I mean, just listen to this sonorous roll-call of narrowboat manufacturers — past and present — and tell me it doesn’t quicken your pulse: Chappell and Wright; Tyler Wilson; Coles Morton; Norton Canes; Pickwell and Arnold. Admittedly some could be joke publishing houses (shades of Snipcock and Tweed!) while others like Les Allen or Hancock and Lane sound like sixties comedians. But to the canalboat enthusiast — even a newbie like me — the names of these firms conjure images of some of the finest pocket leviathans ever built.

 

 

I’m intrigued by their differing characteristics. Tyler Wilson narrow boats, for example, are said to handle beautifully thanks to their long “swims”
— something to do with the way the hull tapers. Les Allen boats boast elegant curves. While Hancock and Lane are solidly engineered vessels with a slight tendency towards chubbiness.

Then there are the classic engine makers: Lister, Perkins, Russell Newbury and Gardner — marques that recall the lost oil age of British engineering. I’m gripped before I’ve even heard their siren ‘putt putting’!

Scanning the adverts on the wonderfully named Apollo duck — the website listing boats for sale — I find myself drawn to the woody idiosyncrasies of older boats, rather than the sleek elegance of the modern, bespoke vessels. It’s not just a matter of taste. A new narrow boat with a posh kitchen and wet room can cost £120,000 or more. A well-maintained, timber-lined old timer with more spartan facilities might be had for £25,000 — a bit closer to my price-range.

Hours idle by, like landscape past a porthole, as I compare and contrast the merits of the ‘Nauti-Lass’ and the ‘Narrow Escape’ with ‘Cirrhosis of the River’ and ‘Passing Wind’. Which was most recently blacked?
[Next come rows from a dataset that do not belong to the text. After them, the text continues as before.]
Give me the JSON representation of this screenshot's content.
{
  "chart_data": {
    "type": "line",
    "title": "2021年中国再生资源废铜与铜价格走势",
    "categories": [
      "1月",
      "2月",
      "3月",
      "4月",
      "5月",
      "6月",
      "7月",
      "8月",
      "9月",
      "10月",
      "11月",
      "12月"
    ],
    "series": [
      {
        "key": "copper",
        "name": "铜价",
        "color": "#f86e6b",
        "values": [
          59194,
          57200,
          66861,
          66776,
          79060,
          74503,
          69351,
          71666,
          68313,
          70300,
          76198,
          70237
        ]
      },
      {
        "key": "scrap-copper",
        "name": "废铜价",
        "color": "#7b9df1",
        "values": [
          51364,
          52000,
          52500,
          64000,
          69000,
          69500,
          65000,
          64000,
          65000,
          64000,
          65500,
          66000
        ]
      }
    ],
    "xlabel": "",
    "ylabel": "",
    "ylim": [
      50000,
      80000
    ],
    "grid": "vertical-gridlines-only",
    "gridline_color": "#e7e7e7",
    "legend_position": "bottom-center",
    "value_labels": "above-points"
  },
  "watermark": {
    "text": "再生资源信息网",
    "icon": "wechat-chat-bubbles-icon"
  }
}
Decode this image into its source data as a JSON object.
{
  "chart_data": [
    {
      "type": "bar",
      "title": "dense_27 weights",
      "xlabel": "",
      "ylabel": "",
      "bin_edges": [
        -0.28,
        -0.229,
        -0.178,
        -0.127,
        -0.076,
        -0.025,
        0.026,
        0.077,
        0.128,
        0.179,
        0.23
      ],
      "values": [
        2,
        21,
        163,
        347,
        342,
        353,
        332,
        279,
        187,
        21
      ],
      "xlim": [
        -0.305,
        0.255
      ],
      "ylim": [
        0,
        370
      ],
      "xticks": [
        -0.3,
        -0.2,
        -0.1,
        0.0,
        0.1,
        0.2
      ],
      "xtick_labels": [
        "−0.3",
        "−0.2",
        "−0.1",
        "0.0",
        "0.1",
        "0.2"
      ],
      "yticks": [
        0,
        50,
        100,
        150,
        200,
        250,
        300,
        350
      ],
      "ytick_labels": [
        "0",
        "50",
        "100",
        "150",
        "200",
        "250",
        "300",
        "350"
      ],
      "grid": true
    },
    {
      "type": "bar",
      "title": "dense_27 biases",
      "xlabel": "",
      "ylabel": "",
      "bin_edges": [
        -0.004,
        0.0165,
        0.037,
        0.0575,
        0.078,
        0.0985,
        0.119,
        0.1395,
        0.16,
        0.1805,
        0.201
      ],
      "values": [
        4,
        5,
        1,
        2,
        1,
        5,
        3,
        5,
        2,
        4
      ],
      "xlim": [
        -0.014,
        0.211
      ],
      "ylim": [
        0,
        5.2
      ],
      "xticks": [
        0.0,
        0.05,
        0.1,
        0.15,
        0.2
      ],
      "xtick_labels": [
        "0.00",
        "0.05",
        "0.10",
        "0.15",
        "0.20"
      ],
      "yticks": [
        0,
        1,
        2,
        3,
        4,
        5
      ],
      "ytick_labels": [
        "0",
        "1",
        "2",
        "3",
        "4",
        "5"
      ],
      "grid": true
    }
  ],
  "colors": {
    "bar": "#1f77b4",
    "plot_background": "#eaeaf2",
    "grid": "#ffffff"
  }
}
When was its stern gland last packed? What news of its sacrificial anodes? There is nothing quite like an alien vocabulary to draw one into a brave new world. I’m mesmerised by bow thrusters and rubbing strakes; agog at cratch covers and the tumble home. [See glossary below].

Next month I’ll finally get some practical boating experience. I’m spending a weekend with an old friend — a narrow boat skipper of long experience. He’s promised an instructive voyage encompassing “mooring, knots and tasteful sea shanties.” I’m about to learn whether real-life experience on the canals will live up to my fascination with the language of narrow boating. Watch this space.

GLOSSARY

  • “Blacking”. Every three years or so the steel hull of a narrow boat is “blacked” with layers of bitumen paint to prevent corrosion.
  • The “stern gland” (I think) is a box packed with grease which encases the propellor shaft preventing the ingress of water.
  • “Sacrificial anodes” are blocks of magnesium attached below a boat’s waterline to protect the hull against rust.
  • “Bow thrusters” are additional, small motors attached to tubes at the front of the boat to assist steering.
  • “Rubbing strakes” are strips of metal welded to the hull to protect it from impacts with the canal bank or bottom.
  • “Cratch covers” are the tent-like, tailored tarpaulins which cover the sitting area in the bows of a boat.
  • The “tumble home” is the inward-lean of the boat’s superstructure — angled to prevent it scraping against the side of bridges and tunnels.